Socialist Party leader Martine Aubry has won the annual Carpette Anglaise

SOCIALIST Party leader Martine Aubry has won the annual Carpette Anglaise “award” for disservice to the French language, for allegedly using slogans such “What would Jaurès do?”

The phrase compares a revered Socialist MP, assassinated in 1914, with one favoured by US evangelicals, “What would Jesus do?”

The Carpette award is made annually by a panel of French language lovers, upset at the encroachment of English (carpette means “doormat”).

Aubry is also accused of using the word “care” for her social policies.

Runner-up was the commander of the French army, General Hervé Charpentier, for saying: “There is no doubt about it: the only possible working language [in the army] is English.”

A Special Foreign Prize was awarded to the president of Rwanda, Paul Kagamé, for having withdrawn from the International Organisation of La Francophonie (which builds links between French-speaking nations) and joined the Commonwealth.
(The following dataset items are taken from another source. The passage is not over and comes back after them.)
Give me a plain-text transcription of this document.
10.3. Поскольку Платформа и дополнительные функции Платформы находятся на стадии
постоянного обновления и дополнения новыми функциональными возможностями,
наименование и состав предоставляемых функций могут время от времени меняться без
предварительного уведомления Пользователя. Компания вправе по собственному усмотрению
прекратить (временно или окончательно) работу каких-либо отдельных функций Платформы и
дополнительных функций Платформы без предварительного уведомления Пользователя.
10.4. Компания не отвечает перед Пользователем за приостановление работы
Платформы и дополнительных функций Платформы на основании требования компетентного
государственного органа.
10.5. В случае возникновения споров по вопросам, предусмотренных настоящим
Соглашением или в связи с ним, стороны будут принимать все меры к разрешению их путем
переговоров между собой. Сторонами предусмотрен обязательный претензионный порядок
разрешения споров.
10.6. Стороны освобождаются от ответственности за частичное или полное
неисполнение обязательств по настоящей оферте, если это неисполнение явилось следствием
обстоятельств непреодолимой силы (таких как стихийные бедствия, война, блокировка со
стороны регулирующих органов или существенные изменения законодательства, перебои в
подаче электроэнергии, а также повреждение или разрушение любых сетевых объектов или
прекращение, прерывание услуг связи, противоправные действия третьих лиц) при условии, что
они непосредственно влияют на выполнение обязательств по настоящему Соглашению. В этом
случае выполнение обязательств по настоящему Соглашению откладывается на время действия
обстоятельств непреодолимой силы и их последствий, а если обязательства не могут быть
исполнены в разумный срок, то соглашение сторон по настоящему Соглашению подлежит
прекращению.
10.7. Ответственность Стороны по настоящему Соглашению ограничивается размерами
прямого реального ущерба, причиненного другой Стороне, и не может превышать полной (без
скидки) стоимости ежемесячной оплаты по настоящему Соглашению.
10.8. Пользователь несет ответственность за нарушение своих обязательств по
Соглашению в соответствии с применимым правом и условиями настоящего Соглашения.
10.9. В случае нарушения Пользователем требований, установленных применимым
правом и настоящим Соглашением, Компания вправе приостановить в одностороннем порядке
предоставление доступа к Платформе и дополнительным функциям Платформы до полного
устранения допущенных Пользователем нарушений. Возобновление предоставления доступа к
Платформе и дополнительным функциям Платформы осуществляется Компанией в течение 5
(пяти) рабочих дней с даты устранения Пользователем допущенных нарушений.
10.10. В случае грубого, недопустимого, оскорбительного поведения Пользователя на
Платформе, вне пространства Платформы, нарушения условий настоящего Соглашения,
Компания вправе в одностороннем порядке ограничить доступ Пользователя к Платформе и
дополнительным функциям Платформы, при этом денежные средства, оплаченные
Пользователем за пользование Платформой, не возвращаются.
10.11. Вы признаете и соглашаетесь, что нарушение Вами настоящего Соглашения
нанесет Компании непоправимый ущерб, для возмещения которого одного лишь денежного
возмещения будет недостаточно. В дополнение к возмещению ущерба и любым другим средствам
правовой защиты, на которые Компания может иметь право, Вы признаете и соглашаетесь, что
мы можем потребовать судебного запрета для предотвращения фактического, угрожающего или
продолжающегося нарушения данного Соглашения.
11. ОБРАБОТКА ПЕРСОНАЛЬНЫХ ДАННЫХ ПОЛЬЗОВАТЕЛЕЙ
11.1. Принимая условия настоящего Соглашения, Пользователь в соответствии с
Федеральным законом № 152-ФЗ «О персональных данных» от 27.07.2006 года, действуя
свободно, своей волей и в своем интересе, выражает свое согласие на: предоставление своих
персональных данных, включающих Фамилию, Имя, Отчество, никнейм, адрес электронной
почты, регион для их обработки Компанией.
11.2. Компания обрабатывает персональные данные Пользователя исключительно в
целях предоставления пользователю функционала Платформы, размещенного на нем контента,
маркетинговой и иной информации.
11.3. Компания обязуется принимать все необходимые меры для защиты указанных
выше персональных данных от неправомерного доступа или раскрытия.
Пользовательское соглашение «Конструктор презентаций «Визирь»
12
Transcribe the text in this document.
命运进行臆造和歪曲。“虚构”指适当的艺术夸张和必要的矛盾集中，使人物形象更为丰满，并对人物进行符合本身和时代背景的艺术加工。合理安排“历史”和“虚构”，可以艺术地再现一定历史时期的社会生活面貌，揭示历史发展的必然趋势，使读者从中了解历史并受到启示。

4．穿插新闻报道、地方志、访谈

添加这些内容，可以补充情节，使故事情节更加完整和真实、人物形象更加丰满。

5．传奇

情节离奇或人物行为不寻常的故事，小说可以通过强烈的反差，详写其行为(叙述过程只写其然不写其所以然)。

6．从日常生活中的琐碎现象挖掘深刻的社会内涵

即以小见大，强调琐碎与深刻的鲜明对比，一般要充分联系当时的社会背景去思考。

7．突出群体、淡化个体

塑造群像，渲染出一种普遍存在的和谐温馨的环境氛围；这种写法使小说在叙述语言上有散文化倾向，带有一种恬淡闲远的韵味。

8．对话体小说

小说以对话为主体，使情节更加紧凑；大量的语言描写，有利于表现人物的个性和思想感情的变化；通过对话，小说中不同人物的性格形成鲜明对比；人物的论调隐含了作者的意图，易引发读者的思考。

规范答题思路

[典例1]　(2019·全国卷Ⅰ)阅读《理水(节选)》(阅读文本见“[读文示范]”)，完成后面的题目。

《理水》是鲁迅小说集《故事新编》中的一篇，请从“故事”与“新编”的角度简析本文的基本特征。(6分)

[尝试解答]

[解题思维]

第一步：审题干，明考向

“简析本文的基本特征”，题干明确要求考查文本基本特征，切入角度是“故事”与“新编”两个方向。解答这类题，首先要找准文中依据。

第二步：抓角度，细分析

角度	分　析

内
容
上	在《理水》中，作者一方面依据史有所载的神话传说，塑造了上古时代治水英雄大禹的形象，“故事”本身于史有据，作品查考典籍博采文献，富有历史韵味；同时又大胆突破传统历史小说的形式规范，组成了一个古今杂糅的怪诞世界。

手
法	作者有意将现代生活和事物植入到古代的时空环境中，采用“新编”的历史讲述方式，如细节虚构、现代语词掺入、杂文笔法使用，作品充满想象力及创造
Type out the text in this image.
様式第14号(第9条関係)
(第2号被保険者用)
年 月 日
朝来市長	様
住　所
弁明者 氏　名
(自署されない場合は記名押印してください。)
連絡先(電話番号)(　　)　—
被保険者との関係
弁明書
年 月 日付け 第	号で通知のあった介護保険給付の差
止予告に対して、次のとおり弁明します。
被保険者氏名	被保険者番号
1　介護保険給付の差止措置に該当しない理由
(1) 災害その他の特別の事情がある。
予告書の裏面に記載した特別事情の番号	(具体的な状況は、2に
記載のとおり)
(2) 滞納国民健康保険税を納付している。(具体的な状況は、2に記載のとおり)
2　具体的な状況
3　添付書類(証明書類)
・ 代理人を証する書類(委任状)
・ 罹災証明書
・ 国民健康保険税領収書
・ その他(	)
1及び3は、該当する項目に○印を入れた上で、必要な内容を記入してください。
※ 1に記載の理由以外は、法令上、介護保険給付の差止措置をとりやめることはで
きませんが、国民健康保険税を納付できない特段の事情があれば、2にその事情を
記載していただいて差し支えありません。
Carpette spokesman Marc Favre d’Echallens said: “We were almost unanimous in choosing Aubry, because she continually uses English slogans. Maybe she took her inspiration from Obama’s campaign. The general’s remarks were pretty excessive, too, all the more so because the army recently printed a document for its troops, explaining why we are fighting, that is only in English. It is quite astonishing.”